La actualización del valor de la CBA para una familia tipo de dos adultos y dos menores arrojó que en el último mes un hogar medio del área del Gran Buenos Aires necesitó poco más de 200 pesos por día para no ser indigente. Aumentó 1,43 por ciento.

En tanto, la CBT también se encareció poco más de 1,4%, a $500 por día para un grupo habitacional medio del área urbana. Ese fue el ingreso mínimo que por todo concepto debieron reunir las familias para no caer en estado de pobreza.

 

En los últimos doce meses esos valores referenciales aumentaron por debajo de la inflación del 21,6%: la CBA se encareció 19,1% y la CBT 20,5 por ciento.

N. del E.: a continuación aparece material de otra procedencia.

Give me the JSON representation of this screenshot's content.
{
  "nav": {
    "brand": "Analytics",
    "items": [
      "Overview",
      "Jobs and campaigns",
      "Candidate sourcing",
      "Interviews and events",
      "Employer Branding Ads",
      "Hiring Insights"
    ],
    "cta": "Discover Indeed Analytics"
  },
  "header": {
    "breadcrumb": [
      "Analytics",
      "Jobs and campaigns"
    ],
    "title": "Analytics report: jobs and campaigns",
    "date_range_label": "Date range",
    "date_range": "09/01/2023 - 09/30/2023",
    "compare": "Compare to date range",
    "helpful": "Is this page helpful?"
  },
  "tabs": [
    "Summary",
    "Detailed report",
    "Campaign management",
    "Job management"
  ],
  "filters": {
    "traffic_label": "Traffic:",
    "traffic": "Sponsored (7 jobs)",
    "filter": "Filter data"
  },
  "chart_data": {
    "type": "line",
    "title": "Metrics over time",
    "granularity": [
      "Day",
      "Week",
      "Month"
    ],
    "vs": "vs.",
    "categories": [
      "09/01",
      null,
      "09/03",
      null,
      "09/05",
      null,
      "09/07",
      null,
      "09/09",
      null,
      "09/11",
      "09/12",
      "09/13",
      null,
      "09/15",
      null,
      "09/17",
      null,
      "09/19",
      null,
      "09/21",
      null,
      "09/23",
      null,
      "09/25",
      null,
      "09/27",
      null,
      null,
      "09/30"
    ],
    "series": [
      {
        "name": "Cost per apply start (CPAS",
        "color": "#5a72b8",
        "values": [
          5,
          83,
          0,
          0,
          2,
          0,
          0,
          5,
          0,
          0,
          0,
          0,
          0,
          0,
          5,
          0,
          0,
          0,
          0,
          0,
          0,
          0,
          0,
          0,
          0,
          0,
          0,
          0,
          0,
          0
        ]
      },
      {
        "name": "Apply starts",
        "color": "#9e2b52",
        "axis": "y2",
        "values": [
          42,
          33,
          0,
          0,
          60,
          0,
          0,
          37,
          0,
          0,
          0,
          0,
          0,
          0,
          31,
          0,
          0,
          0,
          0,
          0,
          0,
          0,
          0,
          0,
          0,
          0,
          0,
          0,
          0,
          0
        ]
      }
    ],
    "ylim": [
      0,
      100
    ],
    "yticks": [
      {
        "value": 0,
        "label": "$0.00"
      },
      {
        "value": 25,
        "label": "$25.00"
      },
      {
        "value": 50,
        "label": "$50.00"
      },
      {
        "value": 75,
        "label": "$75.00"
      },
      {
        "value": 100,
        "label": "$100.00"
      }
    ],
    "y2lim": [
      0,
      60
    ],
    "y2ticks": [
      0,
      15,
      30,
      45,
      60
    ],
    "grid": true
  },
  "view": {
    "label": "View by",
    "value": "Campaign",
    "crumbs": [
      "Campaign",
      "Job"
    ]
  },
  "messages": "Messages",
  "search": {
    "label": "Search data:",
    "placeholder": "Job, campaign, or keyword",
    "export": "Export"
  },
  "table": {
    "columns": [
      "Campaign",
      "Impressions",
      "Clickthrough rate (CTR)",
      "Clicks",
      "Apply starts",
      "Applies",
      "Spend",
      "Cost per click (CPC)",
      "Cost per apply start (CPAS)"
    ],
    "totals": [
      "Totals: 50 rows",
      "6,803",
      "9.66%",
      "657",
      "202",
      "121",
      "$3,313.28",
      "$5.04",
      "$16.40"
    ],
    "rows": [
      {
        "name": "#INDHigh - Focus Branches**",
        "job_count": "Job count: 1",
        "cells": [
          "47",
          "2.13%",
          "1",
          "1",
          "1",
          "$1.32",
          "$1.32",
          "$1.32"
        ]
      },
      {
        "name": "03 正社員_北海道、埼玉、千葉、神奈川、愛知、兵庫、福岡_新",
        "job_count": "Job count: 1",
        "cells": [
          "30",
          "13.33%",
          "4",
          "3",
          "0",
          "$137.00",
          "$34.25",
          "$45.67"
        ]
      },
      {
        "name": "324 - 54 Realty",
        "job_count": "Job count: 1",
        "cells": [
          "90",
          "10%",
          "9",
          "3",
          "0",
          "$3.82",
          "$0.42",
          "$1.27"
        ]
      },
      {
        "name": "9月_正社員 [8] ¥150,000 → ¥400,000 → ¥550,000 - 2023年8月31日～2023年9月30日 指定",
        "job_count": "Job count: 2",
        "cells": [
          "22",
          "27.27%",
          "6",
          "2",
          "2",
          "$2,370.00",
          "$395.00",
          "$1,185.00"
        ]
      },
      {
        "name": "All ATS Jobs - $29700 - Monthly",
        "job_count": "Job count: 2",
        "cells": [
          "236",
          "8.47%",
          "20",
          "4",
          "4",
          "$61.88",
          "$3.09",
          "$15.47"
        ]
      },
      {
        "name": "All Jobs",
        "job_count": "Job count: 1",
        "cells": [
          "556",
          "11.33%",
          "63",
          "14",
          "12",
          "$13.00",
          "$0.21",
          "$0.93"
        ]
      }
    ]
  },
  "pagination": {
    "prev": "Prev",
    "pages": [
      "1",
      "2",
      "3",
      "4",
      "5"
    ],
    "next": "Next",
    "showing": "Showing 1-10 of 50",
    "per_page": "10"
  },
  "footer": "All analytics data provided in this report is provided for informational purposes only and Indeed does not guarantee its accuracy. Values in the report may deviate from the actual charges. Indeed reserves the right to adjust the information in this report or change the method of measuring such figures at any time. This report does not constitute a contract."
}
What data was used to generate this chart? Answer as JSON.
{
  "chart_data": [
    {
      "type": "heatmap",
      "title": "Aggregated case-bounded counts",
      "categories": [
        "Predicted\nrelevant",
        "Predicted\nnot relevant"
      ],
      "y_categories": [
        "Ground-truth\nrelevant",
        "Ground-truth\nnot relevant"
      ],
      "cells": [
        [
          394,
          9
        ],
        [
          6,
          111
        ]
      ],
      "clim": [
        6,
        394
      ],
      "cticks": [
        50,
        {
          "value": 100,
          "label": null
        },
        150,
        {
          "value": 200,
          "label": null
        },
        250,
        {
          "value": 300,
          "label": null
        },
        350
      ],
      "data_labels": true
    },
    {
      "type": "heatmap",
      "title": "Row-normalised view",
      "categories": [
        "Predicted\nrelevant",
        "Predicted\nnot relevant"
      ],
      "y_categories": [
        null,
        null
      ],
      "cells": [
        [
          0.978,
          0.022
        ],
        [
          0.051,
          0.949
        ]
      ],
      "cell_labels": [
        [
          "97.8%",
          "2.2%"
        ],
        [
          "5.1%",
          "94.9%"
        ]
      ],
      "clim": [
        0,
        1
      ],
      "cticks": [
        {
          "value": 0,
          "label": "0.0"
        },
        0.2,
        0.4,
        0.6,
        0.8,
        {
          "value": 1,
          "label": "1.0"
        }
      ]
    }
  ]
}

A partir de ahí, cabe esperar que la próxima medición de los niveles de pobreza e indigencia arroje menores tasas y cantidad de personas afectadas que un año atrás, porque en ambos casos la mayor parte de los generadores de ingresos recibieron subsidios familiares y Asignación Universal por Hijo, que se elevaron 35% y 44%, en el mes y acumulado de los primeros siete meses respecto de igual tramo del año anterior, según datos del Ministerio de Hacienda.

El dato real de la cantidad de pobres e indigentes en todo el país al cierre del primer semestre se difundirá el 28 de septiembre, según el calendario que se fijó el Indec.